À la fin de l’exercice en cours, la dette fédérale va atteindre les 1234 milliards de dollars, soit 32 362 $ par tête de Canadien. C’est presque le double de la dette fédérale de 629 milliards $ au 31 mars 2015, sous le précédent gouvernement conservateur de Stephen Harper.

Élu la première fois en octobre 2015, puis une seconde fois en octobre 2019, Justin Trudeau a bouclé systématiquement tous les exercices financiers dans le trou.

Son gouvernement a accumulé des déficits de l’ordre de 54 milliards lors de son premier mandat. Mais c’est évidemment lors de son second mandat que le gouvernement minoritaire de Justin Trudeau, à cause de la COVID-19, s’est senti obligé de ne pas lésiner sur la dépense.

Conséquence : des déficits dépassant au total la barre des 500 milliards $ ont suivi.

Ce qui a fait exploser la dette fédérale.

POUVAIT-IL FAIRE AUTREMENT ?

La grande question : compte tenu de la sévère crise économique mondiale déclenchée par la pandémie du coronavirus à partir de la mi-mars 2020, Justin Trudeau pouvait-il rester de glace devant la catastrophe financière qui frappait les ménages et les entreprises et se contenter de limiter au minimum les dépenses fédérales ?

Non ! Pas de doute que son « Plan d’intervention économique du Canada pour répondre à la COVID-19 » a permis aux millions d’éclopés canadiens de la pandémie (particuliers, entreprises) de sauver les meubles, pour la plupart d’entre eux. 

Et par surcroît, il est important de mentionner que l’ambitieux « Plan d’intervention » de Trudeau a également permis de soutenir financièrement les gouvernements provinciaux, ces derniers bénéficiant des taxes et impôts provinciaux que les prestataires des multiples programmes d’aide fédérale ont payés durant la pandémie.

LE COÛTEUX PLAN

C’est ce fameux plan « anti-désastre COVID » de Justin Trudeau qui a fait bondir comme jamais la dette fédérale à cause de l’explosion des récents déficits budgétaires.
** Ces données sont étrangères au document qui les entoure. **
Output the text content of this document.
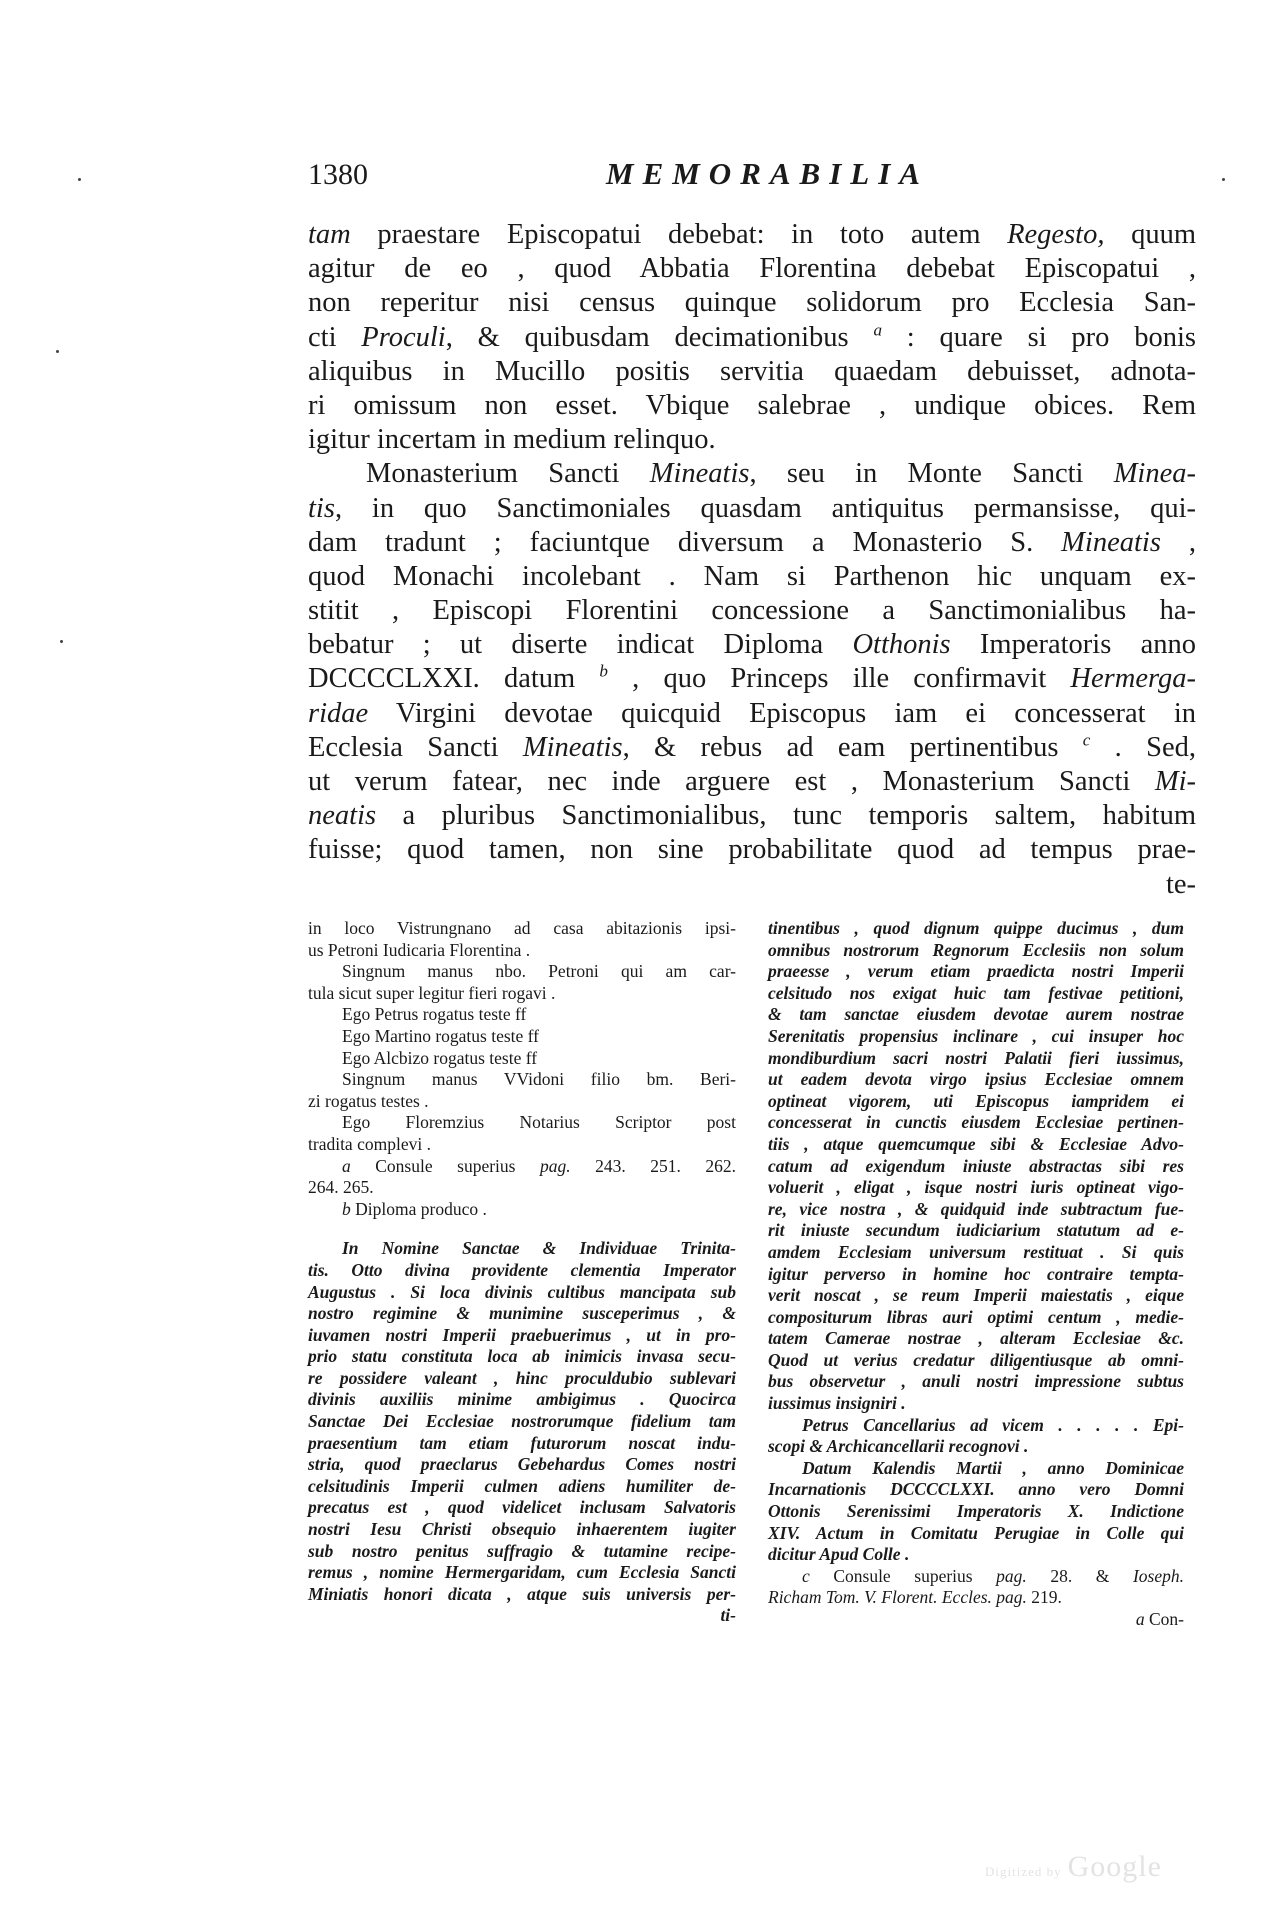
1380	MEMORABILIA
tam praestare Episcopatui debebat: in toto autem Regesto, quum
agitur de eo , quod Abbatia Florentina debebat Episcopatui ,
non reperitur nisi census quinque solidorum pro Ecclesia San-
cti Proculi, & quibusdam decimationibus $^a$ : quare si pro bonis
aliquibus in Mucillo positis servitia quaedam debuisset, adnota-
ri omissum non esset. Vbique salebrae , undique obices. Rem
igitur incertam in medium relinquo.
Monasterium Sancti Mineatis, seu in Monte Sancti Minea-
tis, in quo Sanctimoniales quasdam antiquitus permansisse, qui-
dam tradunt ; faciuntque diversum a Monasterio S. Mineatis ,
quod Monachi incolebant . Nam si Parthenon hic unquam ex-
stitit , Episcopi Florentini concessione a Sanctimonialibus ha-
bebatur ; ut diserte indicat Diploma Otthonis Imperatoris anno
DCCCCLXXI. datum $^b$ , quo Princeps ille confirmavit Hermerga-
ridae Virgini devotae quicquid Episcopus iam ei concesserat in
Ecclesia Sancti Mineatis, & rebus ad eam pertinentibus $^c$ . Sed,
ut verum fatear, nec inde arguere est , Monasterium Sancti Mi-
neatis a pluribus Sanctimonialibus, tunc temporis saltem, habitum
fuisse; quod tamen, non sine probabilitate quod ad tempus prae-
te-
in loco Vistrungnano ad casa abitazionis ipsi-
us Petroni Iudicaria Florentina .
Singnum manus nbo. Petroni qui am car-
tula sicut super legitur fieri rogavi .
Ego Petrus rogatus teste ff
Ego Martino rogatus teste ff
Ego Alcbizo rogatus teste ff
Singnum manus VVidoni filio bm. Beri-
zi rogatus testes .
Ego Floremzius Notarius Scriptor post
tradita complevi .
a Consule superius pag. 243. 251. 262.
264. 265.
b Diploma produco .
In Nomine Sanctae & Individuae Trinita-
tis. Otto divina providente clementia Imperator
Augustus . Si loca divinis cultibus mancipata sub
nostro regimine & munimine susceperimus , &
iuvamen nostri Imperii praebuerimus , ut in pro-
prio statu constituta loca ab inimicis invasa secu-
re possidere valeant , hinc proculdubio sublevari
divinis auxiliis minime ambigimus . Quocirca
Sanctae Dei Ecclesiae nostrorumque fidelium tam
praesentium tam etiam futurorum noscat indu-
stria, quod praeclarus Gebehardus Comes nostri
celsitudinis Imperii culmen adiens humiliter de-
precatus est , quod videlicet inclusam Salvatoris
nostri Iesu Christi obsequio inhaerentem iugiter
sub nostro penitus suffragio & tutamine recipe-
remus , nomine Hermergaridam, cum Ecclesia Sancti
Miniatis honori dicata , atque suis universis per-
ti-
tinentibus , quod dignum quippe ducimus , dum
omnibus nostrorum Regnorum Ecclesiis non solum
praeesse , verum etiam praedicta nostri Imperii
celsitudo nos exigat huic tam festivae petitioni,
& tam sanctae eiusdem devotae aurem nostrae
Serenitatis propensius inclinare , cui insuper hoc
mondiburdium sacri nostri Palatii fieri iussimus,
ut eadem devota virgo ipsius Ecclesiae omnem
optineat vigorem, uti Episcopus iampridem ei
concesserat in cunctis eiusdem Ecclesiae pertinen-
tiis , atque quemcumque sibi & Ecclesiae Advo-
catum ad exigendum iniuste abstractas sibi res
voluerit , eligat , isque nostri iuris optineat vigo-
re, vice nostra , & quidquid inde subtractum fue-
rit iniuste secundum iudiciarium statutum ad e-
amdem Ecclesiam universum restituat . Si quis
igitur perverso in homine hoc contraire tempta-
verit noscat , se reum Imperii maiestatis , eique
compositurum libras auri optimi centum , medie-
tatem Camerae nostrae , alteram Ecclesiae &c.
Quod ut verius credatur diligentiusque ab omni-
bus observetur , anuli nostri impressione subtus
iussimus insigniri .
Petrus Cancellarius ad vicem . . . . . Epi-
scopi & Archicancellarii recognovi .
Datum Kalendis Martii , anno Dominicae
Incarnationis DCCCCLXXI. anno vero Domni
Ottonis Serenissimi Imperatoris X. Indictione
XIV. Actum in Comitatu Perugiae in Colle qui
dicitur Apud Colle .
c Consule superius pag. 28. & Ioseph.
Richam Tom. V. Florent. Eccles. pag. 219.
a Con-
Digitized by Google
Le déficit du gouvernement fédéral en 2020-21 s’élevait à 354 milliards $. Celui de l’actuel exercice 2021-22 devrait atteindre les 155 milliards $. Même l’exercice 2019-20 a écopé de la COVID-19, le déficit grimpant de 28 milliards $ lors du seul mois de mars 2020.

Ce qui donne depuis mars 2020 un cumulatif de 537 milliards $ de déficit, à cause en grande partie des mesures mises en place par le gouvernement Trudeau pour aider les Canadiens à lutter contre le désastre économique généré au Canada par la pandémie du coronavirus.

À cela s’ajoutent des centaines de milliards de dollars d’assouplissement monétaire de la part de la Banque du Canada, de prêts bancaires à taux réduits, etc.

QUAND ON SE COMPARE

Est-ce que le gouvernement Trudeau a fait preuve d’une trop grande « générosité » à l’endroit des éclopés canadiens de la COVID-19 ?

Chose certaine, il n’a pas eu peur de dépenser. Aucune hésitation ! Un problème, un programme. Pas de temps à perdre avec les modalités. On corrigera le tir plus tard !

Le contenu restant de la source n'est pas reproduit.